Le Faucon pèlerin peut s’hybrider avec le Faucon des Prairies (F. mexicanus) (Oliphant, 1991) et le Faucon gerfault (F. rusticolus), mais le phénomène demeure probablement très rare en nature. En fauconnerie moderne, les croisements interspécifiques sont cependant fréquents (Faucon pèlerin et Faucon gerfault, Faucon des Prairies et Faucon émerillon [F. olumbarius]), et un certain nombre des hybrides ainsi obtenus sont fertiles. L’imprégnation au contact des humains aurait un effet stérilisant sur ces oiseaux, mais des faucons hybrides de fauconnerie échappés se sont accouplés et se sont reproduits avec succès en nature. La contribution de telles sources au génome de la population de Faucons pèlerins indigènes est tenue pour négligeable (White et al., 2002), mais elle n’a pas été quantifiée.

Unités désignables

Les trois sous-espèces de Faucons pèlerins présentes au Canada ont été évaluées séparément dans le passé et traitées comme trois unités désignables. Aux fins de la présente évaluation, les sous-espèces anatum et tundrius seront toutefois considérées comme une seule unité désignable, et la sous-espèce pealei, comme une unité désignable distincte. Une étude génétique récente a en effet révélé que les populations historiques des sous-espèces anatum et tundrius n’étaient pas différenciables génétiquement l’une de l’autre et que les légères différences relevées actuellement entre ces deux taxons sont vraisemblablement attribuables à des facteurs anthropiques, comme la nature limitée du patrimoine génétique utilisé pour les réintroductions (Brown et al., 2007).

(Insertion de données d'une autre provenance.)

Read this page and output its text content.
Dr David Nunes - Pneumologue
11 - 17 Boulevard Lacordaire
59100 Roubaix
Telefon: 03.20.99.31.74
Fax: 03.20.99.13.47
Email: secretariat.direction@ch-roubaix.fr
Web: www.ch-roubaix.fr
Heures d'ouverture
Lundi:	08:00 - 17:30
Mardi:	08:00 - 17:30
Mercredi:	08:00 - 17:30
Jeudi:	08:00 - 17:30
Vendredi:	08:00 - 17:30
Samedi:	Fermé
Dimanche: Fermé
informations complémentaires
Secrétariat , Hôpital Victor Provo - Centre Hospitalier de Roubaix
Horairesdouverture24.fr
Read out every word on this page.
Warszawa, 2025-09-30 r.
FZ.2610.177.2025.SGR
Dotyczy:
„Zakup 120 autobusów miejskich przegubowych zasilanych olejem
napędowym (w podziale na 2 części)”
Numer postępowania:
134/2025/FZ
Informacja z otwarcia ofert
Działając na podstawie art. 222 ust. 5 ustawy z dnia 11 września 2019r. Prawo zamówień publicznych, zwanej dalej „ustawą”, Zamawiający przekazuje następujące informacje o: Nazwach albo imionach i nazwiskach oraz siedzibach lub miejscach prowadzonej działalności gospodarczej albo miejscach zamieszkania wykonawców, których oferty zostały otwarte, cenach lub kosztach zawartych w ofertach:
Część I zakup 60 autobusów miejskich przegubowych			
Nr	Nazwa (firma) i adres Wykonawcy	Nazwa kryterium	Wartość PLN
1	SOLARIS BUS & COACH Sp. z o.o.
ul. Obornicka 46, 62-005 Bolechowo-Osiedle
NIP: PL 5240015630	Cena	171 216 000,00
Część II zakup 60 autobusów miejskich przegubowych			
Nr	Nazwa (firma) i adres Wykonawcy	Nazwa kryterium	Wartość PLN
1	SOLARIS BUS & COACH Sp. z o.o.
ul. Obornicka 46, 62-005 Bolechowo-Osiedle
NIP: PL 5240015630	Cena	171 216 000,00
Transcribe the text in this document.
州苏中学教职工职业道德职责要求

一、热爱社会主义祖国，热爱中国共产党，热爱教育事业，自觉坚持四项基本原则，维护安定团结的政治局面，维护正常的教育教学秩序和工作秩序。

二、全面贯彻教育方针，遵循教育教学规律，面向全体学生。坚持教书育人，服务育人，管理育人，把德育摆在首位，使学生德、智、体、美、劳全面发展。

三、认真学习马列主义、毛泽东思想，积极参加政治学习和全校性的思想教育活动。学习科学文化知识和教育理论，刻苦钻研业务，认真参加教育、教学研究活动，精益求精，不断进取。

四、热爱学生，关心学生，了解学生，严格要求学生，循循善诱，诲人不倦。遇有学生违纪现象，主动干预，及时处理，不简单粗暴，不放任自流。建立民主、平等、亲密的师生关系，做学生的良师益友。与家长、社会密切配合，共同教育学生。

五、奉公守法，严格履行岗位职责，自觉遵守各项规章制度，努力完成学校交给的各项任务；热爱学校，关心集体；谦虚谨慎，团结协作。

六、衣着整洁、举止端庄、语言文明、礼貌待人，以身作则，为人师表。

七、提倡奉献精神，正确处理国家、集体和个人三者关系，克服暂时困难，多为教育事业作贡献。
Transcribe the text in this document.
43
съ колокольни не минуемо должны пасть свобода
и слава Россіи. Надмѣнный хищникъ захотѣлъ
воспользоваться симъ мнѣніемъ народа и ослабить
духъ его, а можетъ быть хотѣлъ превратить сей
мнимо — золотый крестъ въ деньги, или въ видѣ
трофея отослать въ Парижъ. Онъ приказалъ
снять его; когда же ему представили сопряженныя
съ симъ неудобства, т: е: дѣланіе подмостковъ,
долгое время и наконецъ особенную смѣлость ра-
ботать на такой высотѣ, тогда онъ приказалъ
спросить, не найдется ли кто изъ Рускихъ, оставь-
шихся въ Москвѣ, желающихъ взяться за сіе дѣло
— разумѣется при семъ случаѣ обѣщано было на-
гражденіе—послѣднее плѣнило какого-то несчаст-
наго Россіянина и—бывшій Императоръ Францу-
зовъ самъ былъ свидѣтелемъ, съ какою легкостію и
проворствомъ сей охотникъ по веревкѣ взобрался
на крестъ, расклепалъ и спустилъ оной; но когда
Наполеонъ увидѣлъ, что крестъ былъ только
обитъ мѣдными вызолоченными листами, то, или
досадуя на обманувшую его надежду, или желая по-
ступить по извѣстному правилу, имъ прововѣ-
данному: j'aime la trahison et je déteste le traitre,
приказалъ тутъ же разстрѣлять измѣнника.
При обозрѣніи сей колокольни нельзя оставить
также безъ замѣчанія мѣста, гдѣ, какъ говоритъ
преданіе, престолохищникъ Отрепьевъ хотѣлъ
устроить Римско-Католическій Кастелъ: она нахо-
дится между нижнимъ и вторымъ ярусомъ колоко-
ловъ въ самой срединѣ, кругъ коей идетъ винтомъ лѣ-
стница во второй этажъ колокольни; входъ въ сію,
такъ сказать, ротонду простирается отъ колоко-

En outre, ces sous-espèces présentent un continuum évident de répartition et de plumage. Comme la plupart des données se rapportant au Faucon pèlerin sont présentées par sous-espèce, nous inclurons des renseignements sur les trois sous-espèces dans le présent rapport, en regroupant s’il y a lieu les données sur les sous-espèces anatum et tundrius (p. ex. zone d’occurrence, taille de la population).